A $30 donation pays for a 60-second prime time slot. For every $1,000, the Osswalds can put on an ad a day from now until Election Day, Nov. 2. (To donate, call 257-1925.)

Latino voters, who are expected to number 7 million in the United States next month, could provide the swing vote in several states. There are 25,000 Latinos living in Madison and another 5,000 to 10,000 in Dane County.

Teresa Tellez-Giron, a social services specialist and activist in the Latino community, calls the Republican advertisements disgusting.

"It's amazing how they choose issues that affect the Latino community right now," she said.

For instance, some ads say that when George W. Bush gets re- elected he will give legal status to temporary workers. This proposal would give rights and health insurance to large numbers of Hispanic immigrants.

"But the bottom line is he hasn't done that since he became president.

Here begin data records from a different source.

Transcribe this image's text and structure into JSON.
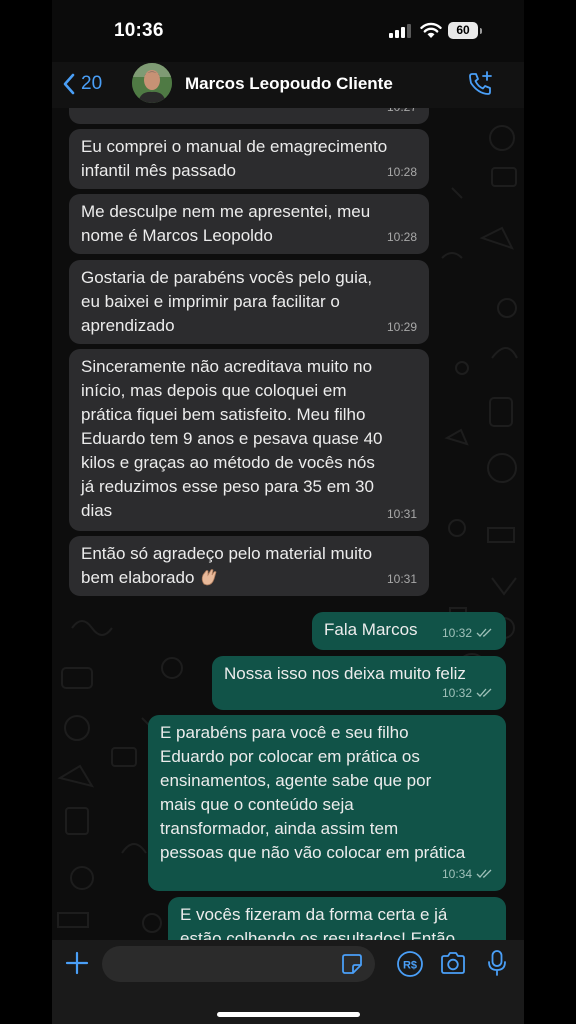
{
  "status_bar": {
    "time": "10:36",
    "battery": "60"
  },
  "header": {
    "back_count": "20",
    "contact_name": "Marcos Leopoudo Cliente"
  },
  "messages": [
    {
      "text": "",
      "time": "10:27"
    },
    {
      "text": "Eu comprei o manual de emagrecimento\ninfantil mês passado",
      "time": "10:28"
    },
    {
      "text": "Me desculpe nem me apresentei, meu\nnome é Marcos Leopoldo",
      "time": "10:28"
    },
    {
      "text": "Gostaria de parabéns vocês pelo guia,\neu baixei e imprimir para facilitar o\naprendizado",
      "time": "10:29"
    },
    {
      "text": "Sinceramente não acreditava muito no\ninício, mas depois que coloquei em\nprática fiquei bem satisfeito. Meu filho\nEduardo tem 9 anos e pesava quase 40\nkilos e graças ao método de vocês nós\njá reduzimos esse peso para 35 em 30\ndias",
      "time": "10:31"
    },
    {
      "text": "Então só agradeço pelo material muito\nbem elaborado",
      "emoji": "clapping-hands",
      "time": "10:31"
    },
    {
      "text": "Fala Marcos",
      "time": "10:32"
    },
    {
      "text": "Nossa isso nos deixa muito feliz",
      "time": "10:32"
    },
    {
      "text": "E parabéns para você e seu filho\nEduardo por colocar em prática os\nensinamentos, agente sabe que por\nmais que o conteúdo seja\ntransformador, ainda assim tem\npessoas que não vão colocar em prática",
      "time": "10:34"
    },
    {
      "text": "E vocês fizeram da forma certa e já\nestão colhendo os resultados! Então",
      "time": ""
    }
  ],
  "icons": {
    "back": "chevron-left-icon",
    "call": "add-call-icon",
    "attach": "plus-icon",
    "sticker": "sticker-icon",
    "payment": "pix-icon",
    "camera": "camera-icon",
    "mic": "microphone-icon",
    "read": "double-check-icon"
  },
  "colors": {
    "incoming_bubble": "#2c2c2e",
    "outgoing_bubble": "#115348",
    "accent": "#4a9ff7",
    "background": "#0d0d0d"
  }
}
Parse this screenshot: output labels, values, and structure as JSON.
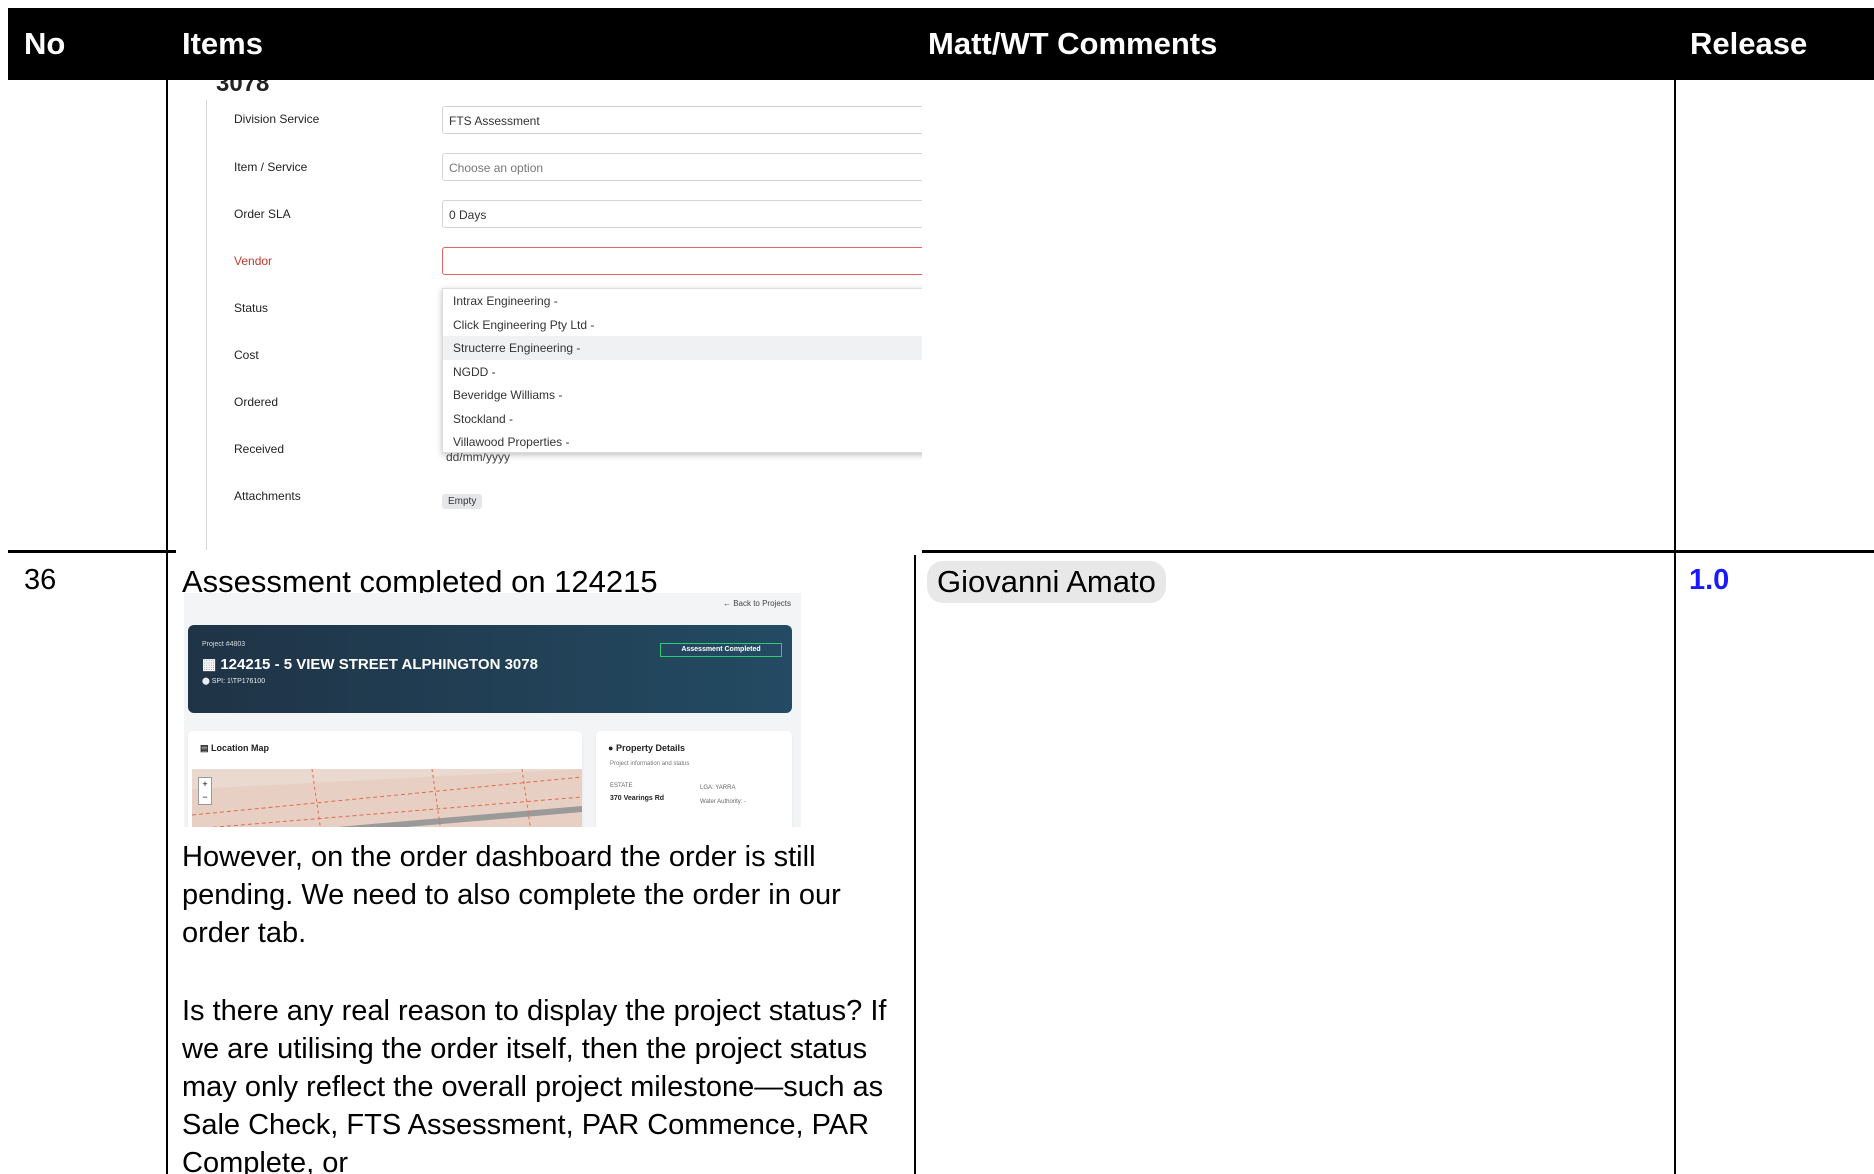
{
  "header": {
    "no": "No",
    "items": "Items",
    "comments": "Matt/WT Comments",
    "release": "Release"
  },
  "form": {
    "cut_text": "3078",
    "rows": [
      {
        "label": "Division Service",
        "value": "FTS Assessment"
      },
      {
        "label": "Item / Service",
        "value": "Choose an option"
      },
      {
        "label": "Order SLA",
        "value": "0 Days"
      },
      {
        "label": "Vendor",
        "value": ""
      },
      {
        "label": "Status"
      },
      {
        "label": "Cost"
      },
      {
        "label": "Ordered"
      },
      {
        "label": "Received"
      },
      {
        "label": "Attachments"
      }
    ],
    "vendor_options": [
      "Intrax Engineering -",
      "Click Engineering Pty Ltd -",
      "Structerre Engineering -",
      "NGDD -",
      "Beveridge Williams -",
      "Stockland -",
      "Villawood Properties -"
    ],
    "received_value": "dd/mm/yyyy",
    "attachments_badge": "Empty"
  },
  "row36": {
    "no": "36",
    "title": "Assessment completed on 124215",
    "comment": "Giovanni Amato",
    "release": "1.0",
    "project": {
      "back": "← Back to Projects",
      "project_number": "Project #4803",
      "address": "124215 - 5 VIEW STREET ALPHINGTON 3078",
      "spi": "SPI: 1\\TP176100",
      "status": "Assessment Completed",
      "location_map": "Location Map",
      "property_details": "Property Details",
      "property_sub": "Project information and status",
      "estate_label": "ESTATE",
      "estate_value": "370 Vearings Rd",
      "lga": "LGA: YARRA",
      "water": "Water Authority: -"
    },
    "para1": "However, on the order dashboard the order is still pending. We need to also complete the order in our order tab.",
    "para2": "Is there any real reason to display the project status? If we are utilising the order itself, then the project status may only reflect the overall project milestone—such as Sale Check, FTS Assessment, PAR Commence, PAR Complete, or"
  },
  "colors": {
    "header_bg": "#000000",
    "release_link": "#1a1aff",
    "banner": "#1f3346"
  }
}
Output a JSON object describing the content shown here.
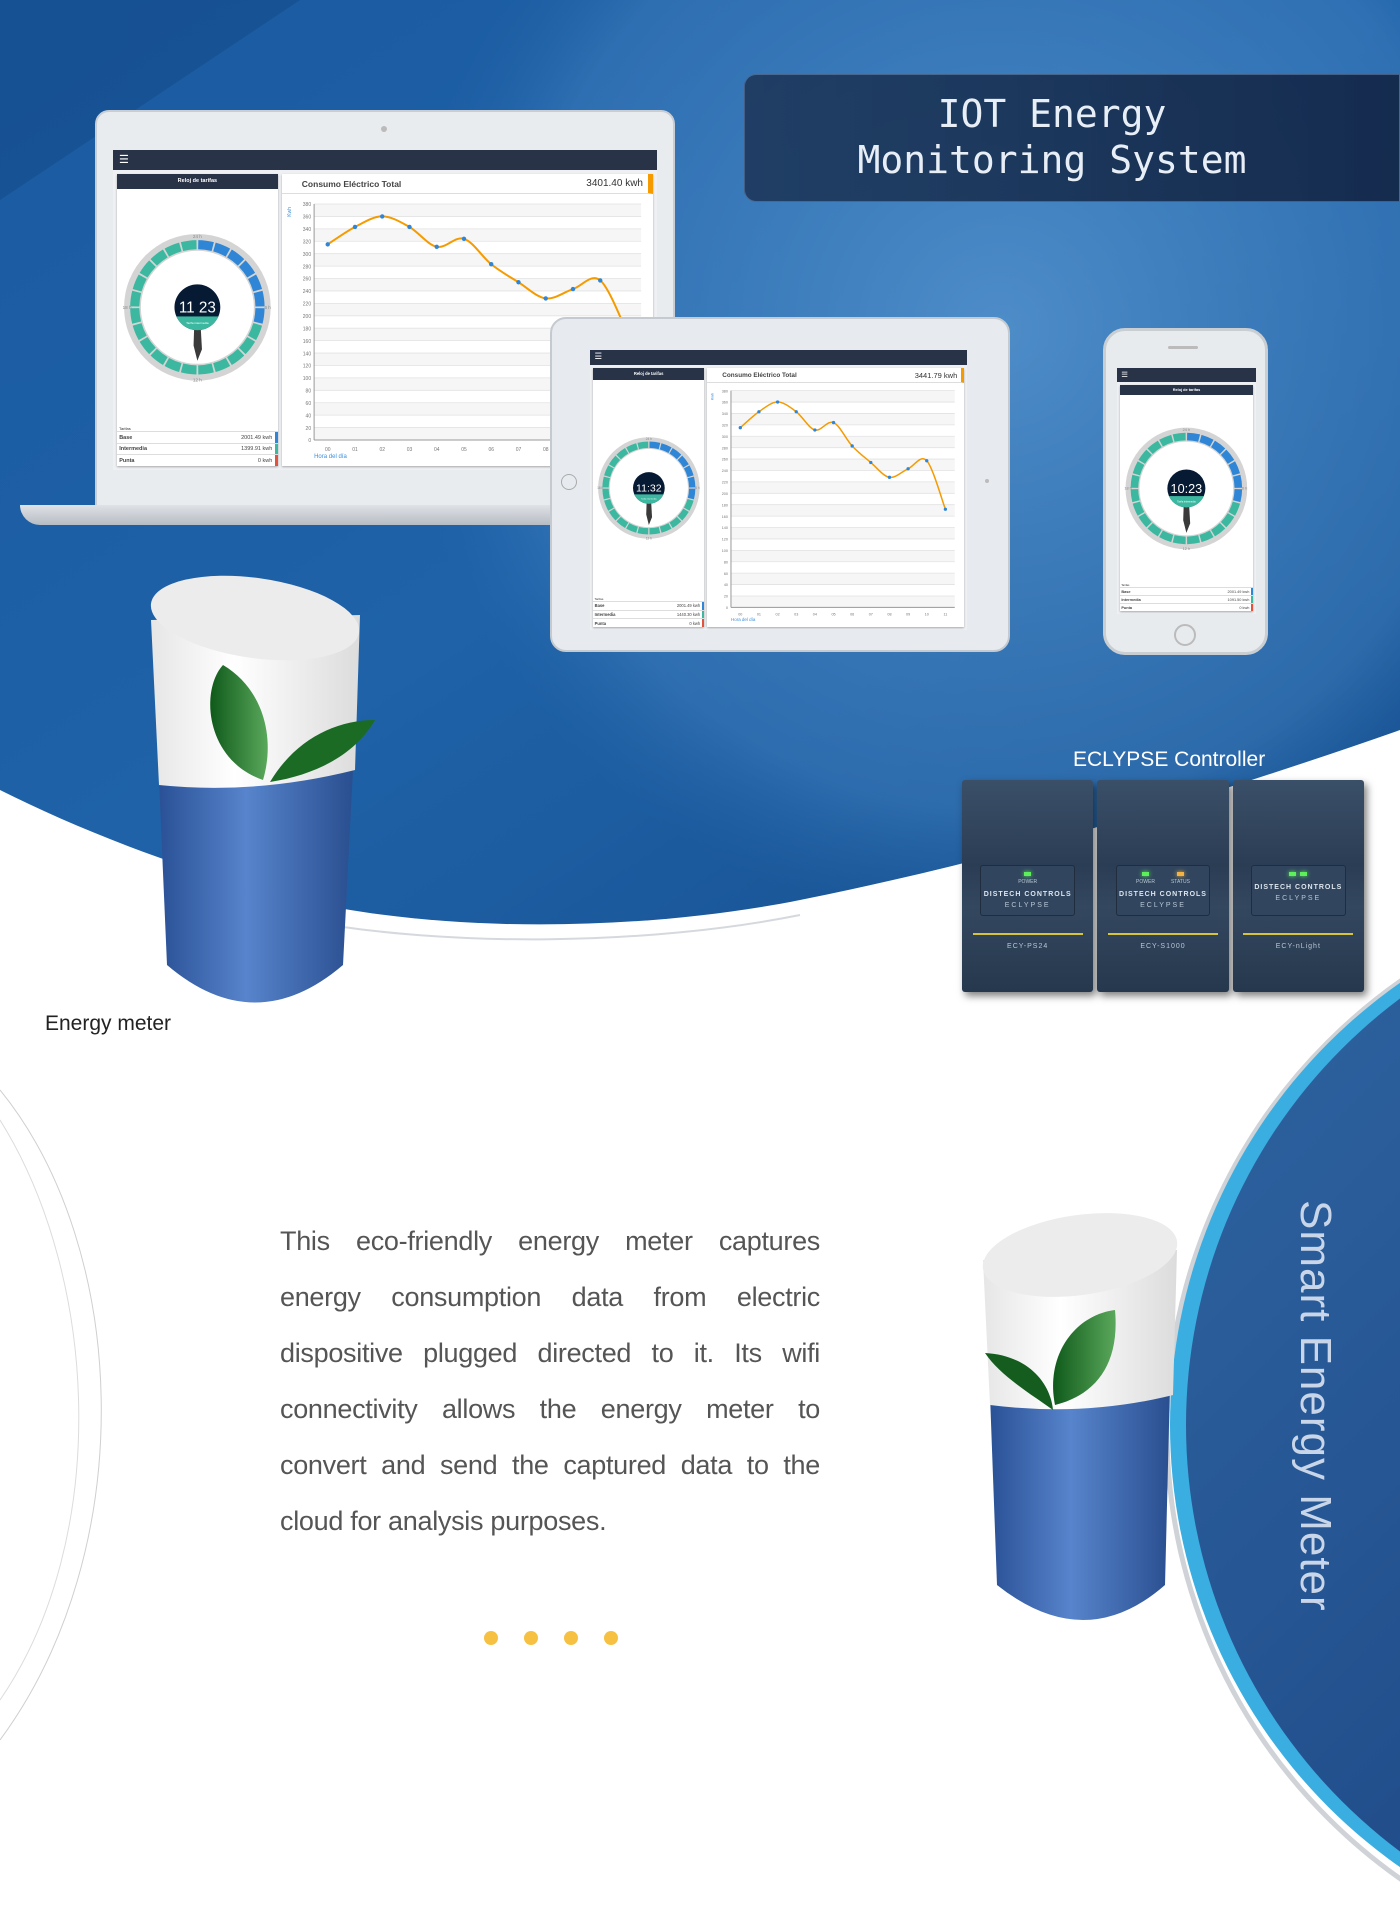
{
  "header": {
    "title_lines": [
      "IOT Energy",
      "Monitoring System"
    ]
  },
  "dashboard": {
    "clock_title": "Reloj de tarifas",
    "clock_badge": "Tarifa intermedia",
    "hour_labels": [
      "24 h",
      "6 h",
      "12 h",
      "18 h"
    ],
    "tariffs_label": "Tarifas",
    "chart_title": "Consumo Eléctrico Total",
    "y_unit": "Kwh",
    "x_label": "Hora del día"
  },
  "devices": {
    "laptop": {
      "clock_time": "11 23",
      "total": "3401.40 kwh",
      "tariffs": [
        {
          "name": "Base",
          "value": "2001.49 kwh"
        },
        {
          "name": "Intermedia",
          "value": "1399.91 kwh"
        },
        {
          "name": "Punta",
          "value": "0 kwh"
        }
      ]
    },
    "tablet": {
      "clock_time": "11:32",
      "total": "3441.79 kwh",
      "tariffs": [
        {
          "name": "Base",
          "value": "2001.49 kwh"
        },
        {
          "name": "Intermedia",
          "value": "1440.30 kwh"
        },
        {
          "name": "Punta",
          "value": "0 kwh"
        }
      ]
    },
    "phone": {
      "clock_time": "10:23",
      "tariffs": [
        {
          "name": "Base",
          "value": "2001.49 kwh"
        },
        {
          "name": "Intermedia",
          "value": "1091.50 kwh"
        },
        {
          "name": "Punta",
          "value": "0 kwh"
        }
      ]
    }
  },
  "tariff_colors": [
    "#2f86d6",
    "#3cb8a0",
    "#e0533f"
  ],
  "chart_data": {
    "type": "line",
    "title": "Consumo Eléctrico Total",
    "xlabel": "Hora del día",
    "ylabel": "Kwh",
    "x": [
      "00",
      "01",
      "02",
      "03",
      "04",
      "05",
      "06",
      "07",
      "08",
      "09",
      "10",
      "11"
    ],
    "values": [
      315,
      343,
      360,
      343,
      311,
      324,
      283,
      254,
      228,
      243,
      257,
      172
    ],
    "ylim": [
      0,
      380
    ],
    "ytick_step": 20,
    "line_color": "#f59b00",
    "point_color": "#2f86d6",
    "grid": true
  },
  "labels": {
    "energy_meter": "Energy meter",
    "controller": "ECLYPSE Controller",
    "smart_meter": "Smart Energy Meter"
  },
  "controller": {
    "brand": "DISTECH CONTROLS",
    "product": "ECLYPSE",
    "modules": [
      {
        "model": "ECY-PS24",
        "leds": [
          "POWER"
        ]
      },
      {
        "model": "ECY-S1000",
        "leds": [
          "POWER",
          "STATUS"
        ]
      },
      {
        "model": "ECY-nLight",
        "leds": []
      }
    ]
  },
  "description": {
    "lines": [
      "This eco-friendly energy meter captures",
      "energy consumption data from electric",
      "dispositive plugged directed to it. Its wifi",
      "connectivity allows the energy meter to",
      "convert and send the captured data to the",
      "cloud for analysis purposes."
    ]
  },
  "pagination": {
    "count": 4
  }
}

He keeps promising things to the Hispanic, Latino community and he never gets anything done," said Tellez-Giron, who is organizing members of the Latino community to get voters to the polls. (Call 446-4603.)

"Obviously this is a strategy that was thought up somewhere outside of Madison," Francisco Scarano, a professor of Caribbean and Latin American history at UW-Madison, said of the Republican ads.

"I'm wondering if the Republicans are underestimating the Latinos in Madison intellectually. It would appear the people who run these ads think this is a community which for a lack of education will not see through the misrepresentations," said Scarano, who is originally from Puerto Rico.

"I kind of have to give it to the Republicans. They seem to know how to really simplify issues. That is their biggest strength," said Frank Martinez, 38, whose band, El Clan Destino, played at the Osswalds' party.

A lot of the ads aimed at the Latino community seem to have a religious component, Martinez said, painting Democrats as pro- abortion or as "baby killers."

"I think it's important to provide a balance, another viewpoint," he said.

School Board member Juan Jose Lopez said the onslaught of ads provide inaccurate information intended to brainwash people.

"The Republicans are very slick in the advertising, targeting the Latino community because they know that there are more of us who are registering to vote and more that will actually come out and vote," Lopez said.

"Our community is smart. They are going to decipher through the distortions and inaccuracies. They will vote Democratic."